Ma vie est parfois difficile, dans la mesure où elle me confronte à un fléau social que je nommerai la question normative. Si j’avais été secrétaire ou manucure et que j’étais une mère de famille honorable, me poserait-on des questions du genre, « Vous avez un travail, à côté ? » ou « À quel âge avez-vous pris conscience de votre hétérosexualité ? » Puisque la civilisation me considère comme un phénomène de cirque, dites-moi pourquoi je me priverais de cette série de jambes en l’air ? Au programme aujourd’hui : moulin, poste électrique et tunnel qui fait flipper (en plus la lumière est bleue). Les gouttes de pluie sur l’objectif vous rappellent combien je donne de ma personne pour votre divertissement…

Déperditions

(Dans le livre Projet urbain de David Mangin et Philippe Panerai, aux éditions Parenthèses, collection Eupalinos.)

Le prospect détermine l’écart entre les bâtiments et leurs hauteurs respectives : un véritable Tetris en 3D. La ville est question de prospect, pourtant elle a des trous, de minuscules déperditions. C’est rassurant – un jour, on y trouvera sans doute des bornes Amazon, des Starbucks drive ou, dans les quartiers populaires, des réparateurs de téléphones mobiles (les nouvelles échoppes de cordonnier), des kebabs à emporter. Profitons de ces espaces vides où les yeux et l’esprit ont encore le loisir de respirer.

(Rue Rivoli, Lille Fives.)

(Avenue du Maréchal de Lattre de Tassigny, Saint-André-lez-Lille.)

help-help-help

Je reprends bientôt les déplacements professionnels et cette perspective fait du tricot avec mes viscères – des mailles serrées. Je serai seule sur Mars, je ne pourrai pas courir à Mons-en-Baroeul et mon chat ne veut pas m’accompagner (elle a horreur du TGV). Je remercie d’avance Marion, qui me sauve le Binic, et Ben, qui me sauve la Villeurbanne, mais il reste encore des sauveurs à trouver pour le Jura, la Champagne-Ardennes et le Berry. Allez, on se mobilise, les amis, on m’envoie ses disponibilités par pigeon.

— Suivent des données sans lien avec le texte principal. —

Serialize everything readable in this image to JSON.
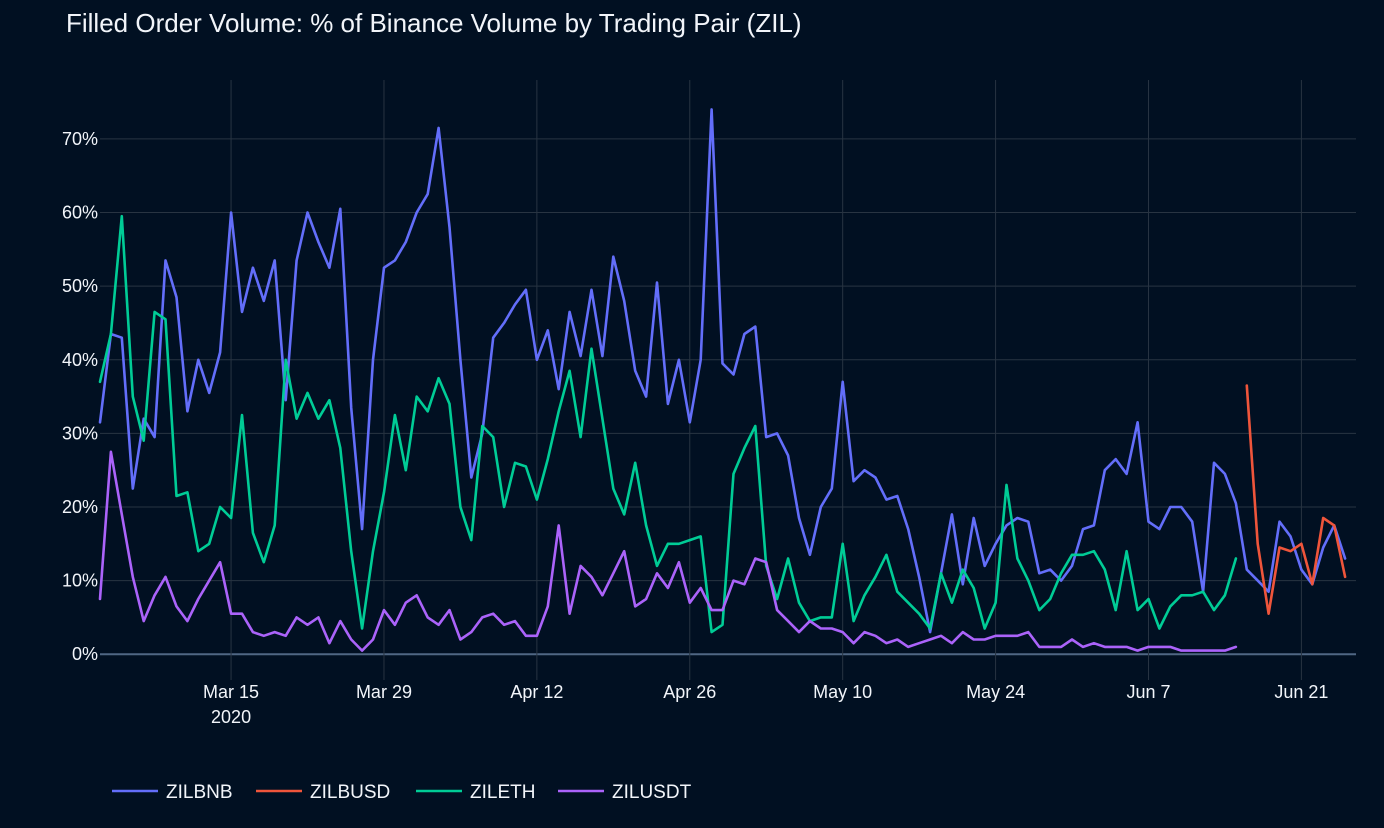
{
  "chart_data": {
    "type": "line",
    "title": "Filled Order Volume: % of Binance Volume by Trading Pair (ZIL)",
    "xlabel": "",
    "ylabel": "",
    "x_start": "2020-03-03",
    "x_range_days": [
      0,
      115
    ],
    "ylim": [
      -3.5,
      78
    ],
    "y_ticks": [
      {
        "value": 0,
        "label": "0%"
      },
      {
        "value": 10,
        "label": "10%"
      },
      {
        "value": 20,
        "label": "20%"
      },
      {
        "value": 30,
        "label": "30%"
      },
      {
        "value": 40,
        "label": "40%"
      },
      {
        "value": 50,
        "label": "50%"
      },
      {
        "value": 60,
        "label": "60%"
      },
      {
        "value": 70,
        "label": "70%"
      }
    ],
    "x_ticks": [
      {
        "day": 12,
        "label": "Mar 15",
        "sublabel": "2020"
      },
      {
        "day": 26,
        "label": "Mar 29"
      },
      {
        "day": 40,
        "label": "Apr 12"
      },
      {
        "day": 54,
        "label": "Apr 26"
      },
      {
        "day": 68,
        "label": "May 10"
      },
      {
        "day": 82,
        "label": "May 24"
      },
      {
        "day": 96,
        "label": "Jun 7"
      },
      {
        "day": 110,
        "label": "Jun 21"
      }
    ],
    "grid": true,
    "legend_position": "bottom-left",
    "series": [
      {
        "name": "ZILBNB",
        "color": "#636efa",
        "x_start_day": 0,
        "values": [
          31.5,
          43.5,
          43,
          22.5,
          32,
          29.5,
          53.5,
          48.5,
          33,
          40,
          35.5,
          41,
          60,
          46.5,
          52.5,
          48,
          53.5,
          34.5,
          53.5,
          60,
          56,
          52.5,
          60.5,
          33.5,
          17,
          40,
          52.5,
          53.5,
          56,
          60,
          62.5,
          71.5,
          58,
          40,
          24,
          30,
          43,
          45,
          47.5,
          49.5,
          40,
          44,
          36,
          46.5,
          40.5,
          49.5,
          40.5,
          54,
          48,
          38.5,
          35,
          50.5,
          34,
          40,
          31.5,
          40,
          74,
          39.5,
          38,
          43.5,
          44.5,
          29.5,
          30,
          27,
          18.5,
          13.5,
          20,
          22.5,
          37,
          23.5,
          25,
          24,
          21,
          21.5,
          17,
          10.5,
          3,
          11,
          19,
          9.5,
          18.5,
          12,
          15,
          17.5,
          18.5,
          18,
          11,
          11.5,
          10,
          12,
          17,
          17.5,
          25,
          26.5,
          24.5,
          31.5,
          18,
          17,
          20,
          20,
          18,
          8.5,
          26,
          24.5,
          20.5,
          11.5,
          10,
          8.5,
          18,
          16,
          11.5,
          9.5,
          14.5,
          17.5,
          13
        ]
      },
      {
        "name": "ZILBUSD",
        "color": "#ef553b",
        "x_start_day": 105,
        "values": [
          36.5,
          15,
          5.5,
          14.5,
          14,
          15,
          9.5,
          18.5,
          17.5,
          10.5
        ]
      },
      {
        "name": "ZILETH",
        "color": "#00cc96",
        "x_start_day": 0,
        "values": [
          37,
          43.5,
          59.5,
          35,
          29,
          46.5,
          45.5,
          21.5,
          22,
          14,
          15,
          20,
          18.5,
          32.5,
          16.5,
          12.5,
          17.5,
          40,
          32,
          35.5,
          32,
          34.5,
          28,
          14,
          3.5,
          14,
          22,
          32.5,
          25,
          35,
          33,
          37.5,
          34,
          20,
          15.5,
          31,
          29.5,
          20,
          26,
          25.5,
          21,
          26.5,
          33,
          38.5,
          29.5,
          41.5,
          32,
          22.5,
          19,
          26,
          17.5,
          12,
          15,
          15,
          15.5,
          16,
          3,
          4,
          24.5,
          28,
          31,
          12,
          7.5,
          13,
          7,
          4.5,
          5,
          5,
          15,
          4.5,
          8,
          10.5,
          13.5,
          8.5,
          7,
          5.5,
          3.5,
          11,
          7,
          11.5,
          9,
          3.5,
          7,
          23,
          13,
          10,
          6,
          7.5,
          11,
          13.5,
          13.5,
          14,
          11.5,
          6,
          14,
          6,
          7.5,
          3.5,
          6.5,
          8,
          8,
          8.5,
          6,
          8,
          13
        ]
      },
      {
        "name": "ZILUSDT",
        "color": "#ab63fa",
        "x_start_day": 0,
        "values": [
          7.5,
          27.5,
          19,
          10.5,
          4.5,
          8,
          10.5,
          6.5,
          4.5,
          7.5,
          10,
          12.5,
          5.5,
          5.5,
          3,
          2.5,
          3,
          2.5,
          5,
          4,
          5,
          1.5,
          4.5,
          2,
          0.5,
          2,
          6,
          4,
          7,
          8,
          5,
          4,
          6,
          2,
          3,
          5,
          5.5,
          4,
          4.5,
          2.5,
          2.5,
          6.5,
          17.5,
          5.5,
          12,
          10.5,
          8,
          11,
          14,
          6.5,
          7.5,
          11,
          9,
          12.5,
          7,
          9,
          6,
          6,
          10,
          9.5,
          13,
          12.5,
          6,
          4.5,
          3,
          4.5,
          3.5,
          3.5,
          3,
          1.5,
          3,
          2.5,
          1.5,
          2,
          1,
          1.5,
          2,
          2.5,
          1.5,
          3,
          2,
          2,
          2.5,
          2.5,
          2.5,
          3,
          1,
          1,
          1,
          2,
          1,
          1.5,
          1,
          1,
          1,
          0.5,
          1,
          1,
          1,
          0.5,
          0.5,
          0.5,
          0.5,
          0.5,
          1
        ]
      }
    ]
  }
}
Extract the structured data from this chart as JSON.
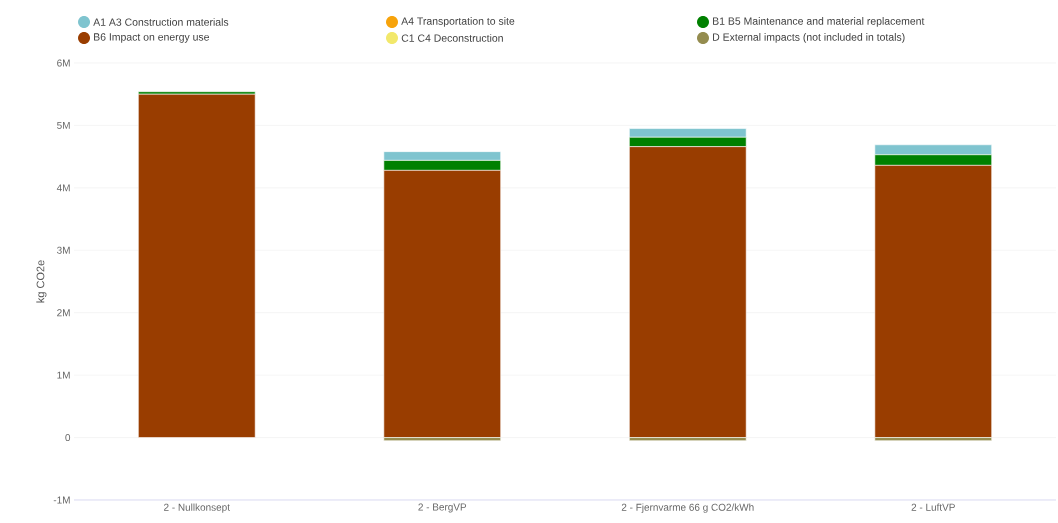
{
  "chart_data": {
    "type": "bar",
    "stacked": true,
    "ylabel": "kg CO2e",
    "categories": [
      "2 - Nullkonsept",
      "2 - BergVP",
      "2 - Fjernvarme 66 g CO2/kWh",
      "2 - LuftVP"
    ],
    "series": [
      {
        "name": "B6 Impact on energy use",
        "color": "#993d00",
        "values": [
          5500000,
          4280000,
          4660000,
          4360000
        ]
      },
      {
        "name": "B1 B5 Maintenance and material replacement",
        "color": "#008000",
        "values": [
          40000,
          160000,
          150000,
          170000
        ]
      },
      {
        "name": "A1 A3 Construction materials",
        "color": "#7fc4cf",
        "values": [
          0,
          140000,
          140000,
          160000
        ]
      },
      {
        "name": "A4 Transportation to site",
        "color": "#f7a30b",
        "values": [
          0,
          0,
          0,
          0
        ]
      },
      {
        "name": "C1 C4 Deconstruction",
        "color": "#f2e86b",
        "values": [
          0,
          0,
          0,
          0
        ]
      },
      {
        "name": "D External impacts (not included in totals)",
        "color": "#948c4f",
        "values": [
          0,
          -50000,
          -50000,
          -50000
        ]
      }
    ],
    "ylim": [
      -1000000,
      6000000
    ],
    "yticks": [
      {
        "value": -1000000,
        "label": "-1M"
      },
      {
        "value": 0,
        "label": "0"
      },
      {
        "value": 1000000,
        "label": "1M"
      },
      {
        "value": 2000000,
        "label": "2M"
      },
      {
        "value": 3000000,
        "label": "3M"
      },
      {
        "value": 4000000,
        "label": "4M"
      },
      {
        "value": 5000000,
        "label": "5M"
      },
      {
        "value": 6000000,
        "label": "6M"
      }
    ],
    "grid": "y",
    "legend": "top"
  }
}
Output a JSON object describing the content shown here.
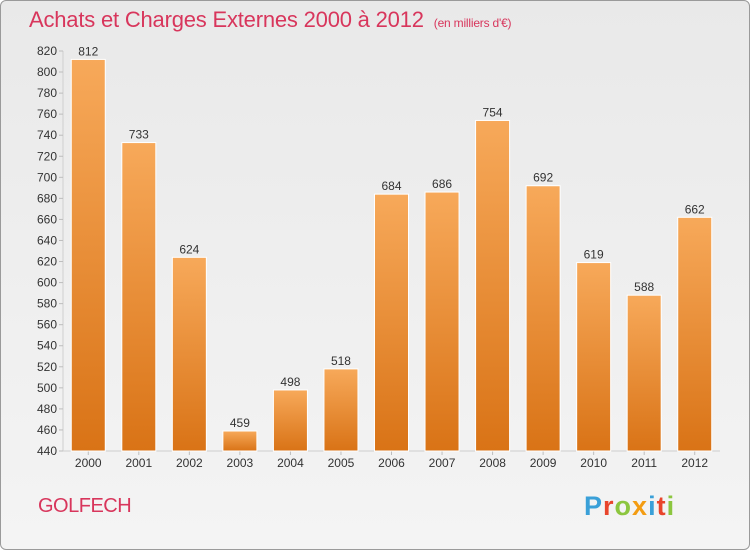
{
  "header": {
    "title": "Achats et Charges Externes 2000 à 2012",
    "subtitle": "(en milliers d'€)"
  },
  "footer": {
    "commune": "GOLFECH",
    "logo": "Proxiti"
  },
  "colors": {
    "bar_light": "#f7a95a",
    "bar_dark": "#d97316",
    "title": "#d8365c",
    "logo_letters": [
      "#3aa0d8",
      "#e8452c",
      "#8cc63f",
      "#f39c12",
      "#3aa0d8",
      "#e8452c",
      "#8cc63f"
    ]
  },
  "chart_data": {
    "type": "bar",
    "title": "Achats et Charges Externes 2000 à 2012",
    "subtitle": "(en milliers d'€)",
    "categories": [
      "2000",
      "2001",
      "2002",
      "2003",
      "2004",
      "2005",
      "2006",
      "2007",
      "2008",
      "2009",
      "2010",
      "2011",
      "2012"
    ],
    "values": [
      812,
      733,
      624,
      459,
      498,
      518,
      684,
      686,
      754,
      692,
      619,
      588,
      662
    ],
    "ylim": [
      440,
      820
    ],
    "yticks": [
      440,
      460,
      480,
      500,
      520,
      540,
      560,
      580,
      600,
      620,
      640,
      660,
      680,
      700,
      720,
      740,
      760,
      780,
      800,
      820
    ],
    "grid": false,
    "data_labels": true
  }
}
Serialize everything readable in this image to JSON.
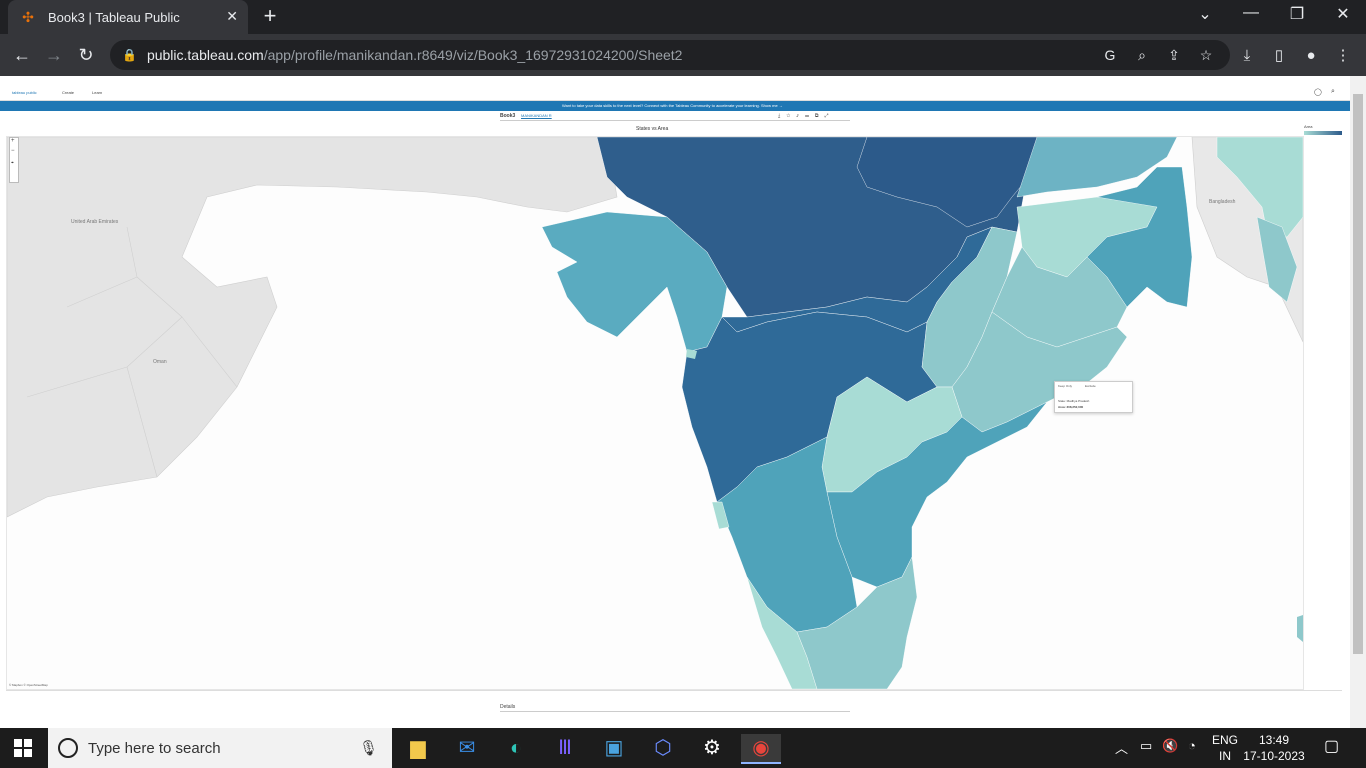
{
  "browser": {
    "tab_title": "Book3 | Tableau Public",
    "url_host": "public.tableau.com",
    "url_path": "/app/profile/manikandan.r8649/viz/Book3_16972931024200/Sheet2"
  },
  "tableau": {
    "site_nav": [
      "Create",
      "Learn"
    ],
    "banner_text": "Want to take your data skills to the next level? Connect with the Tableau Community to accelerate your learning. Show me →",
    "workbook_title": "Book3",
    "author": "MANIKANDAN R",
    "viz_title": "States vs Area",
    "legend_label": "Area",
    "details_label": "Details",
    "tooltip": {
      "controls": [
        "Keep Only",
        "Exclude"
      ],
      "line1": "State: Madhya Pradesh",
      "line2": "Area: 308,252,000"
    },
    "map_labels": [
      "United Arab Emirates",
      "Oman",
      "Bangladesh"
    ],
    "attribution": "© Mapbox © OpenStreetMap",
    "map_type": "filled choropleth map",
    "colors": {
      "darkest": "#2f5e8c",
      "dark": "#33709b",
      "mid": "#4fa3ba",
      "light": "#8ec8cb",
      "lightest": "#a8dcd5",
      "land": "#e4e4e4",
      "water": "#fdfdfd"
    }
  },
  "taskbar": {
    "search_placeholder": "Type here to search",
    "language": "ENG",
    "region": "IN",
    "time": "13:49",
    "date": "17-10-2023"
  }
}
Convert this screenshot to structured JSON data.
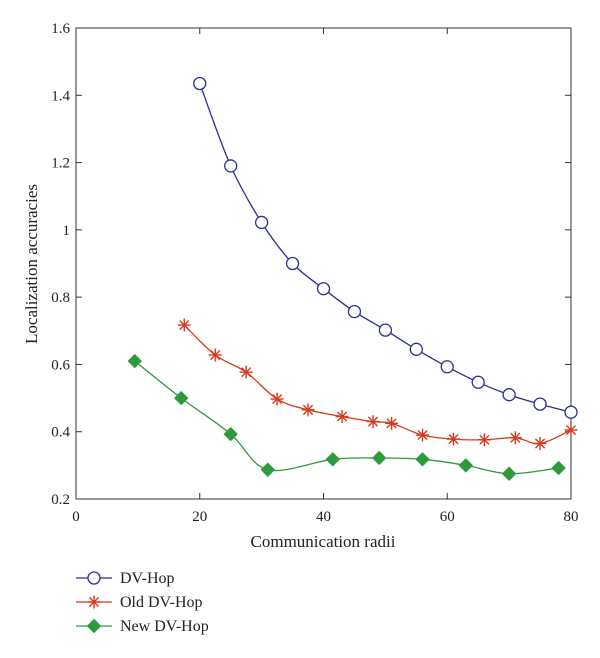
{
  "chart_data": {
    "type": "line",
    "title": "",
    "xlabel": "Communication radii",
    "ylabel": "Localization accuracies",
    "xlim": [
      0,
      80
    ],
    "ylim": [
      0.2,
      1.6
    ],
    "xticks": [
      0,
      20,
      40,
      60,
      80
    ],
    "yticks": [
      0.2,
      0.4,
      0.6,
      0.8,
      1,
      1.2,
      1.4,
      1.6
    ],
    "xtick_labels": [
      "0",
      "20",
      "40",
      "60",
      "80"
    ],
    "ytick_labels": [
      "0.2",
      "0.4",
      "0.6",
      "0.8",
      "1",
      "1.2",
      "1.4",
      "1.6"
    ],
    "grid": false,
    "legend_position": "bottom-left, below plot",
    "series": [
      {
        "name": "DV-Hop",
        "color": "#2e2e8f",
        "marker": "circle",
        "x": [
          20,
          25,
          30,
          35,
          40,
          45,
          50,
          55,
          60,
          65,
          70,
          75,
          80
        ],
        "y": [
          1.435,
          1.19,
          1.022,
          0.9,
          0.825,
          0.757,
          0.702,
          0.645,
          0.593,
          0.547,
          0.51,
          0.482,
          0.458
        ]
      },
      {
        "name": "Old DV-Hop",
        "color": "#d8381e",
        "marker": "asterisk",
        "x": [
          17.5,
          22.5,
          27.5,
          32.5,
          37.5,
          43,
          48,
          51,
          56,
          61,
          66,
          71,
          75,
          80
        ],
        "y": [
          0.717,
          0.628,
          0.577,
          0.497,
          0.465,
          0.445,
          0.43,
          0.425,
          0.39,
          0.378,
          0.376,
          0.382,
          0.365,
          0.405
        ]
      },
      {
        "name": "New DV-Hop",
        "color": "#2e9a3c",
        "marker": "diamond",
        "x": [
          9.5,
          17,
          25,
          31,
          41.5,
          49,
          56,
          63,
          70,
          78
        ],
        "y": [
          0.61,
          0.5,
          0.393,
          0.287,
          0.318,
          0.322,
          0.318,
          0.3,
          0.275,
          0.292
        ]
      }
    ]
  }
}
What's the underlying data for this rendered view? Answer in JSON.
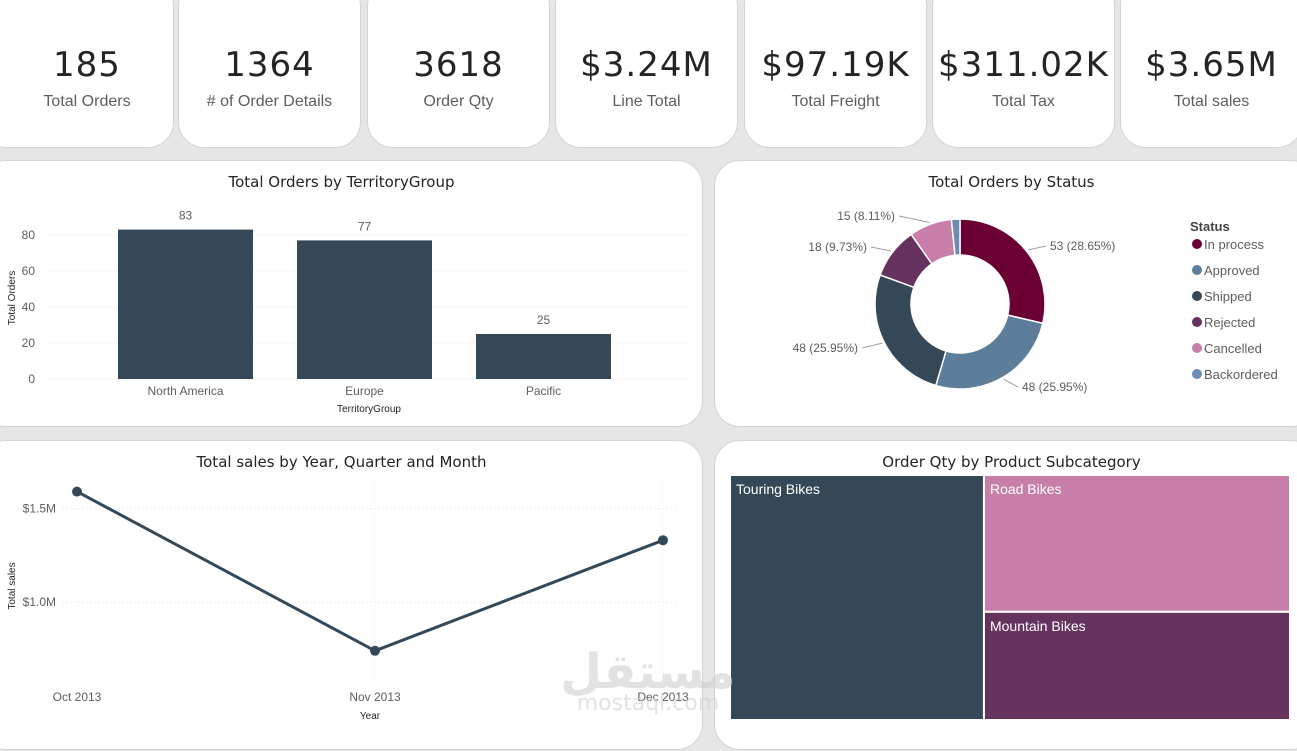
{
  "kpis": [
    {
      "value": "185",
      "label": "Total Orders"
    },
    {
      "value": "1364",
      "label": "# of Order Details"
    },
    {
      "value": "3618",
      "label": "Order Qty"
    },
    {
      "value": "$3.24M",
      "label": "Line Total"
    },
    {
      "value": "$97.19K",
      "label": "Total Freight"
    },
    {
      "value": "$311.02K",
      "label": "Total Tax"
    },
    {
      "value": "$3.65M",
      "label": "Total sales"
    }
  ],
  "watermark": {
    "arabic": "مستقل",
    "latin": "mostaql.com"
  },
  "colors": {
    "bar": "#344858",
    "line": "#344858"
  },
  "chart_data": [
    {
      "type": "bar",
      "title": "Total Orders by TerritoryGroup",
      "categories": [
        "North America",
        "Europe",
        "Pacific"
      ],
      "values": [
        83,
        77,
        25
      ],
      "data_labels": [
        "83",
        "77",
        "25"
      ],
      "xlabel": "TerritoryGroup",
      "ylabel": "Total Orders",
      "ylim": [
        0,
        90
      ],
      "yticks": [
        0,
        20,
        40,
        60,
        80
      ],
      "grid": true
    },
    {
      "type": "pie",
      "title": "Total Orders by Status",
      "legend_title": "Status",
      "legend_position": "right",
      "slices": [
        {
          "name": "In process",
          "value": 53,
          "label": "53 (28.65%)",
          "color": "#6b0033"
        },
        {
          "name": "Approved",
          "value": 48,
          "label": "48 (25.95%)",
          "color": "#5d7d9a"
        },
        {
          "name": "Shipped",
          "value": 48,
          "label": "48 (25.95%)",
          "color": "#344858"
        },
        {
          "name": "Rejected",
          "value": 18,
          "label": "18 (9.73%)",
          "color": "#66335f"
        },
        {
          "name": "Cancelled",
          "value": 15,
          "label": "15 (8.11%)",
          "color": "#c77ea8"
        },
        {
          "name": "Backordered",
          "value": 3,
          "label": "",
          "color": "#6b8cb3"
        }
      ]
    },
    {
      "type": "line",
      "title": "Total sales by Year, Quarter and Month",
      "categories": [
        "Oct 2013",
        "Nov 2013",
        "Dec 2013"
      ],
      "values": [
        1.59,
        0.74,
        1.33
      ],
      "xlabel": "Year",
      "ylabel": "Total sales",
      "ylim": [
        0.6,
        1.7
      ],
      "yticks": [
        {
          "value": 1.0,
          "label": "$1.0M"
        },
        {
          "value": 1.5,
          "label": "$1.5M"
        }
      ],
      "grid": true
    },
    {
      "type": "treemap",
      "title": "Order Qty by Product Subcategory",
      "items": [
        {
          "name": "Touring Bikes",
          "value": 1560,
          "color": "#344858"
        },
        {
          "name": "Road Bikes",
          "value": 1050,
          "color": "#c77ea8"
        },
        {
          "name": "Mountain Bikes",
          "value": 830,
          "color": "#66335f"
        }
      ]
    }
  ]
}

Meredith Monk : Doctor/patient (l’une des rares pièces vocales de Meredith qui comporte des mots – enfin, des mots : « help »)

Selbstportrait mit Katter

Si vous venez de nous rejoindre, comme on dit à la radio, cette série de billets a ses règles bien établies : je m’amuse à ramasser des images comme des cailloux et à les agencer en haïkus visuels ; en-dessous, j’écris des poèmes de 4-3-2 et 1 vers. Désormais, de temps à autre, je relèverai des phrases dans les musiques que j’écoute en courant (et donc en ramassant les cailloux), à supposer que ce soit de la musique vocale et de moi intelligible, et les intégrerai dans les poèmes. Je me contenterai à l’avenir de signaler la musique dont sera tirée la phrase. La première est extraite de Selbstportrait mit Katter de Einstürzende Neubauten. J’ai un peu hésité entre « Der ganze kosmos ist ein kopfschmerz und ich nehme Teil » et « Life on other planets is difficult », mais seulement un peu.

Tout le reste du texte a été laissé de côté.